I remember sitting on my bunk-style bed smoking a joint of weed. I was feeling quite relaxed and in a daydreaming frame of mind, wearing a smirk on my face casually. Suddenly, looking over to my right-hand side I see Jolly my pad mate running lines on a piece of foil. I clearly was not interested for even a minute… but all the frustration I felt at court and the process of being booked into the prison reception was gone from my mind. My thoughts of how my girlfriend at the time, Lesley Anne Spencer, would cope as I was sentenced to 30 months. Les was from Newcastle but was living behind Oxford Street in a lovely flat with her friend Una, A public school girl, very confident, a strict type lady. I must admit looking back; both of these women supported me right through the 15 months I spent in custody.
I really looked forward to the letters I received from Lesley. She had moved on since the beginning of my sentence in January and was now working back in Newcastle…her hometown. I felt secure being with Lesley Anne and safe, she didn’t seem like a girl that would cheat on me, that I must insist is every man’s worst nightmare in prison. I’ve seen some crazy behaviour from other inmates after receiving the most feared letter, which I now know starts with the words… “Dear John” . The first lines making you aware your relationship has come to an end.

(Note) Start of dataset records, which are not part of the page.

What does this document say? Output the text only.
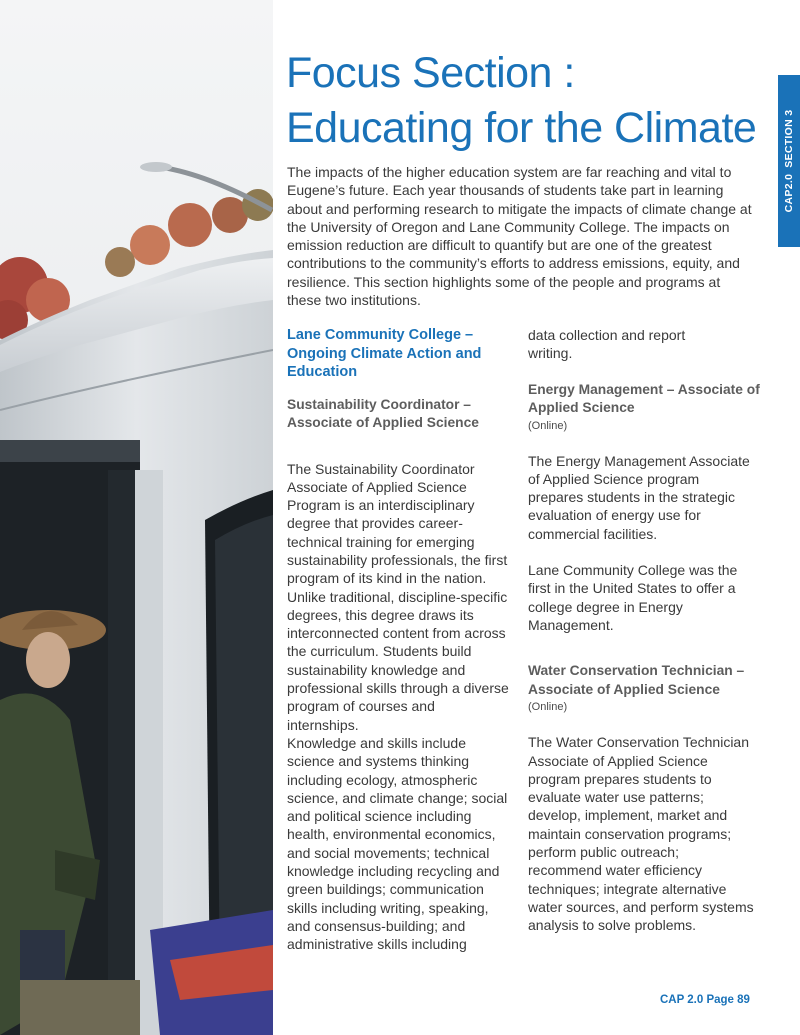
CAP2.0SECTION 3
Focus Section :
Educating for the Climate

The impacts of the higher education system are far reaching and vital to Eugene’s future. Each year thousands of students take part in learning about and performing research to mitigate the impacts of climate change at the University of Oregon and Lane Community College. The impacts on emission reduction are difficult to quantify but are one of the greatest contributions to the community’s efforts to address emissions, equity, and resilience. This section highlights some of the people and programs at these two institutions.

Lane Community College – Ongoing Climate Action and Education

Sustainability Coordinator – Associate of Applied Science

The Sustainability Coordinator Associate of Applied Science Program is an interdisciplinary degree that provides career-technical training for emerging sustainability professionals, the first program of its kind in the nation. Unlike traditional, discipline-specific degrees, this degree draws its interconnected content from across the curriculum. Students build sustainability knowledge and professional skills through a diverse program of courses and internships.

Knowledge and skills include science and systems thinking including ecology, atmospheric science, and climate change; social and political science including health, environmental economics, and social movements; technical knowledge including recycling and green buildings; communication skills including writing, speaking, and consensus-building; and administrative skills including

data collection and report writing.

Energy Management – Associate of Applied Science

(Online)

The Energy Management Associate of Applied Science program prepares students in the strategic evaluation of energy use for commercial facilities.

Lane Community College was the first in the United States to offer a college degree in Energy Management.

Water Conservation Technician – Associate of Applied Science

(Online)

The Water Conservation Technician Associate of Applied Science program prepares students to evaluate water use patterns; develop, implement, market and maintain conservation programs; perform public outreach; recommend water efficiency techniques; integrate alternative water sources, and perform systems analysis to solve problems.

CAP 2.0 Page 89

Anyhow, at this stage I just need to get through the daily politics of being in such a filthy place and the savage behaviours people adopt along the way. Taking drugs seems the best way for me to cope, making me feel absent from my imprisonment. As time went by, along the way, I became more clued up about the drug I thought nothing of…heroin. I had tried some with Jolly and it made me feel totally sleepy but it had a very dark side to it. The war on myself, the start of a reckless and careless journey and I knew nothing about it. Looking back it seemed like I was having a long relationship with the unknown, like dancing with the devil. I’ve realised I was like a hostage to my growing addict. Seeking the comfort and warmth it gave me was with consequence…illness, vomiting, hot and cold flushes, constant mood swings and frustration of not having this temporary feeling at my disposal. It was around the new year that I was invited to speak with a young angel-faced lady called Amber, who I used to call little red riding hood, she was a sort of counsellor and therapist. I first met the little angel-faced lady when she came to the latch of my door and asked if my name was Daniel Martin. I said… ‘yes’, and she began to explain who she is and why she was there. I became intrigued by her little face and big brown puppy type eyes and wondered what she was even doing in such a hostile place such as this. We sit down together then she said ‘hello’ and I say ‘hello’, and she says…’so what’s been happening’.